Respiratory therapists work alongside physicians, nurses and other professionals to provide care to patients with breathing issues. They monitor oxygen content in a patient’s body and provide suitable oxygen therapy. It’s a crucial part of care not only for COVID-19 patients but also for patients with asthma, pneumonia, COPD, bronchitis and more.
“Our patient’s breathing is our No. 1 priority,” says McCaslin, who was inspired to become a respiratory therapist after growing up in Pennsylvania coal mining territory where many were stricken with lung issues, including her grandfather. “It takes a lot of training. It is all about making sure your patient is comfortable and receiving adequate ventilation.”

‘Safe in Our Care’

Tidelands Health is taking extra precautions to keep you safe while you receive the medical care you need.

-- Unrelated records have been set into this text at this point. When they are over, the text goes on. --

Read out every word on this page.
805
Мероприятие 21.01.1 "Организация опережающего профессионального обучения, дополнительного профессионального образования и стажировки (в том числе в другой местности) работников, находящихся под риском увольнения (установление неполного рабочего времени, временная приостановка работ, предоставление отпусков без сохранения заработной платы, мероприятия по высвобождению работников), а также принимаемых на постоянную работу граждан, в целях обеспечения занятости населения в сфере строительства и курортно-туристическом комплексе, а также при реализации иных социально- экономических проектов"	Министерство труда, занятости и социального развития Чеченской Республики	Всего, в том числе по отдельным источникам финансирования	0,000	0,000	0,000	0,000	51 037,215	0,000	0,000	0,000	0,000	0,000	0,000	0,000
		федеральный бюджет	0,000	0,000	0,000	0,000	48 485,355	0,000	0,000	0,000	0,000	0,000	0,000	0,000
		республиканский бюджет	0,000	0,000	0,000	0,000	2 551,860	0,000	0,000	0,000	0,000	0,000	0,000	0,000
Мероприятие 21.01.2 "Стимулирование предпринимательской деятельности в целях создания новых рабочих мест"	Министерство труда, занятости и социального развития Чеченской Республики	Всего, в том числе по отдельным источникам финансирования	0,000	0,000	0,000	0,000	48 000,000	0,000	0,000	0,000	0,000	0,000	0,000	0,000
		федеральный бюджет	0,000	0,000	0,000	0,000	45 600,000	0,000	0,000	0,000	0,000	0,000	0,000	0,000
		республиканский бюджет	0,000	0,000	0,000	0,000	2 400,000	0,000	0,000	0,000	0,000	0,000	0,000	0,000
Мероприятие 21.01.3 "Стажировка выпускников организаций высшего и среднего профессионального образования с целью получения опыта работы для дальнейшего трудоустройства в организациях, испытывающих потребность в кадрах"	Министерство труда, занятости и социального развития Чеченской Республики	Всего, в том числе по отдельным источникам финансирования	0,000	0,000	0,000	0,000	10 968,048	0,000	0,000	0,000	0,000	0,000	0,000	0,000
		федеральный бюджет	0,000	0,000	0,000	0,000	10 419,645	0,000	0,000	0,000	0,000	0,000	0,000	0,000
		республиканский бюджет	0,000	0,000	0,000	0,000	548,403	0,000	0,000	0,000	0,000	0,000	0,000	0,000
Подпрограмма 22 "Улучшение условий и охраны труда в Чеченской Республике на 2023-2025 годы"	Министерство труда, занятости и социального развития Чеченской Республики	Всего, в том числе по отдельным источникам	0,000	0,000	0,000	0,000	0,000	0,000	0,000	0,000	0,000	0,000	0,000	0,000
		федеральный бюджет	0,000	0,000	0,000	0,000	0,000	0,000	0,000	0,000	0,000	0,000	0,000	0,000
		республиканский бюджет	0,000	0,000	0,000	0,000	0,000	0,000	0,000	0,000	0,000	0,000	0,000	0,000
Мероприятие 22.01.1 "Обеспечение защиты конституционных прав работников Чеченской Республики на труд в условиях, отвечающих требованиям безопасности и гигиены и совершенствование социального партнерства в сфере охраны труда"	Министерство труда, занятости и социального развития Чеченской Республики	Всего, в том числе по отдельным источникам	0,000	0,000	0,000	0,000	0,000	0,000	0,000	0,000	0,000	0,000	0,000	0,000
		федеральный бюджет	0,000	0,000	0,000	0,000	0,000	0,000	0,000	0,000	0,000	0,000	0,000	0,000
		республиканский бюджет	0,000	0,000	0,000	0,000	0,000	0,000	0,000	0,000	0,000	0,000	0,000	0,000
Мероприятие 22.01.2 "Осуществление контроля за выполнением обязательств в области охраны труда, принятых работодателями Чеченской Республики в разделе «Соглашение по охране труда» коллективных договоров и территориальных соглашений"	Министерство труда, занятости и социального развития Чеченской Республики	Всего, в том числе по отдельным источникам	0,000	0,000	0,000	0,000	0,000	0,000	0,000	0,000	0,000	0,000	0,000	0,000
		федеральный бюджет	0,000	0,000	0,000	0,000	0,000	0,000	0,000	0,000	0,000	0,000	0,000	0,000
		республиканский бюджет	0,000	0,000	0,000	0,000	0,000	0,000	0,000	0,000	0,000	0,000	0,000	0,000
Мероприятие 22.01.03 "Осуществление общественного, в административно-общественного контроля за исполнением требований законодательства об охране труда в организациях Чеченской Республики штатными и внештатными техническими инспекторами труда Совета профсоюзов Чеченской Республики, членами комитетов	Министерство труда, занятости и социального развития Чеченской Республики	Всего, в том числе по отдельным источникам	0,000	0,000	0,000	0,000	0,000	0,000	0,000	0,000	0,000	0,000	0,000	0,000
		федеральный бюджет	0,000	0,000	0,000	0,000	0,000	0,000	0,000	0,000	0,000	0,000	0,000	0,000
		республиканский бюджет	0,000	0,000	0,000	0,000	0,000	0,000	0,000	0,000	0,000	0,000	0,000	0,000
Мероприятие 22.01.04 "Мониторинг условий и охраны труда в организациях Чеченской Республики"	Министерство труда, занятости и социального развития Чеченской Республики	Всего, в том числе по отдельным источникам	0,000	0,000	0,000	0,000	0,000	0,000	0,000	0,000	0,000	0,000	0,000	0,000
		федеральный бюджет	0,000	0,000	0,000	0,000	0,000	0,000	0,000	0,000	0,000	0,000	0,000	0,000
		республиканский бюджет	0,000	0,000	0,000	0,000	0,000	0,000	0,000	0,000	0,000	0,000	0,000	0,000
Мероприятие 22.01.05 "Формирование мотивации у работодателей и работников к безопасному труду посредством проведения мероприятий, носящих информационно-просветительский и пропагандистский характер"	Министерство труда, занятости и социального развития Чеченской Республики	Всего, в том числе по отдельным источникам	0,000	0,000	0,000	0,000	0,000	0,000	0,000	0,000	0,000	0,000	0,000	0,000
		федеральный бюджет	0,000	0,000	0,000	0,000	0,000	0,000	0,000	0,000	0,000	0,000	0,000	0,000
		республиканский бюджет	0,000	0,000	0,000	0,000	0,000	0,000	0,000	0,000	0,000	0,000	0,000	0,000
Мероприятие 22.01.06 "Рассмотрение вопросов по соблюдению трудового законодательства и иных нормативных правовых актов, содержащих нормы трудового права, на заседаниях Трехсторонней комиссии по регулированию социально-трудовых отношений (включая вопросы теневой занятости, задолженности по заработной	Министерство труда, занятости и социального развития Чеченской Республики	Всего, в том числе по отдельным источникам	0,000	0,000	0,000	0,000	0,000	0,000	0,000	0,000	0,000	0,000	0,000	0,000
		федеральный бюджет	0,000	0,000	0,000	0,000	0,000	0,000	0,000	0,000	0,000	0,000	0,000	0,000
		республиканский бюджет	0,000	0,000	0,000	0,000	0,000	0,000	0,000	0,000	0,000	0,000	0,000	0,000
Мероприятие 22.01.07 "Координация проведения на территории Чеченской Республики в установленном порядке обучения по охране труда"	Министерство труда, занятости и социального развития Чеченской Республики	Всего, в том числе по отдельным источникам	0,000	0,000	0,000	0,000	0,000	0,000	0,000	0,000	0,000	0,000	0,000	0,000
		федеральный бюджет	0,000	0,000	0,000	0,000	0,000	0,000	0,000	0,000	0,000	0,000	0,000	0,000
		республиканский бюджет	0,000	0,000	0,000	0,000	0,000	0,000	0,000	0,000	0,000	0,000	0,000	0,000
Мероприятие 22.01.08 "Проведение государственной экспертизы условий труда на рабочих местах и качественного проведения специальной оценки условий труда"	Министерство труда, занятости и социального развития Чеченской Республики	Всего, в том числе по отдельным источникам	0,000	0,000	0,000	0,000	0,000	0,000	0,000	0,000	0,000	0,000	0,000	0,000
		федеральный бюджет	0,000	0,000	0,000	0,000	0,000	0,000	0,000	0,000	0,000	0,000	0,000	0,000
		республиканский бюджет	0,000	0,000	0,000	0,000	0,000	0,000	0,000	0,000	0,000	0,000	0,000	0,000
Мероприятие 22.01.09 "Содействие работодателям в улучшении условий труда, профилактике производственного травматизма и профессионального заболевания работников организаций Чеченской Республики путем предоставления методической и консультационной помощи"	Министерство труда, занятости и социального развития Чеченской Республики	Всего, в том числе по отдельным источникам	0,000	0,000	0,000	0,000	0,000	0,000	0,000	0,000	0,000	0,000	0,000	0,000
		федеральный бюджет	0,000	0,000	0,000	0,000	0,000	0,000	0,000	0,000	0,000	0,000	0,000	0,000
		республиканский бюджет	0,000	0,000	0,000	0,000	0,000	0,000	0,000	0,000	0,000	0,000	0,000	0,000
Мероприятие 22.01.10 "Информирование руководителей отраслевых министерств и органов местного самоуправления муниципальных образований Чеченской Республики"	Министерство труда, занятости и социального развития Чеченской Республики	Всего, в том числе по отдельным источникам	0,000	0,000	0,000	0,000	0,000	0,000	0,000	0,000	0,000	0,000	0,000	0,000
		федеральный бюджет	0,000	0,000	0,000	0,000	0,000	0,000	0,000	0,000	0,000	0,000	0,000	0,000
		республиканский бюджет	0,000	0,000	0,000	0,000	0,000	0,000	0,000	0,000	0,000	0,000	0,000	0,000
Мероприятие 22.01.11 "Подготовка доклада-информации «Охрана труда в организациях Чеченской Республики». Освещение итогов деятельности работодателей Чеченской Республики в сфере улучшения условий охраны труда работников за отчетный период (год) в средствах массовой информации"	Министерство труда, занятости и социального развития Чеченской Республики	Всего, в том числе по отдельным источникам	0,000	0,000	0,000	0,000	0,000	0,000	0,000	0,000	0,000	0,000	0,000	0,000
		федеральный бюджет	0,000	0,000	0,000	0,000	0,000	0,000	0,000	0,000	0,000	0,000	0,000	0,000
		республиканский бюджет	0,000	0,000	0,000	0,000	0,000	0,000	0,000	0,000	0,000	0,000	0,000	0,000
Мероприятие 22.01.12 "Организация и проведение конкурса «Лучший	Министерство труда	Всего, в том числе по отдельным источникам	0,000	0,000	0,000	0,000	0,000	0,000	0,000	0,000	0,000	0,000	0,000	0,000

Learn about the not-for-profit health system’s comprehensive “Safe in Our Care” commitment by clicking here.  

COVID-19 attacks a patient’s lungs, leading to shortness of breath and, in some cases, a need for a ventilator to help with breathing.
During the COVID-19 pandemic, respiratory therapists are at the ready to respond to the critical care unit, emergency department, 2 East or anywhere in the hospitals where a COVID-19 patient needs assistance.
“We are there at the head of the bed from beginning to the end of it,” says Rhonda Atkinson, a certified respiratory therapist with 36 years of experience.

Supporting each other

Responding to this new coronavirus has brought the respiratory therapy team together.
Respiratory therapists start each day with a 6:30 a.m. huddle to get the latest update on COVID-19 patients in the health system, establish their plan for the day and identify any potential ways they can provide even better care.
“It really helped us all come together,” Atkinson says. “We wanted to be able to encourage each other and get through this together.”

Tidelands Health respiratory therapists have bravely battled the COVID-19 pandemic.

A respiratory therapist might see up to 30 patients during a 12-hour shift. It can take a physical and emotional toll.
But there are uplifting moments, too. A patient’s heartfelt thank you. Or the promise to say a prayer for those on the front lines. Bloomfield recalls one patient who repeated her gratitude every time she came in the patient’s room.
“She just kept saying ‘thank you’ and that she was praying for me,” Bloomfield says. “It kind of gives you that boost. It really touched my heart.”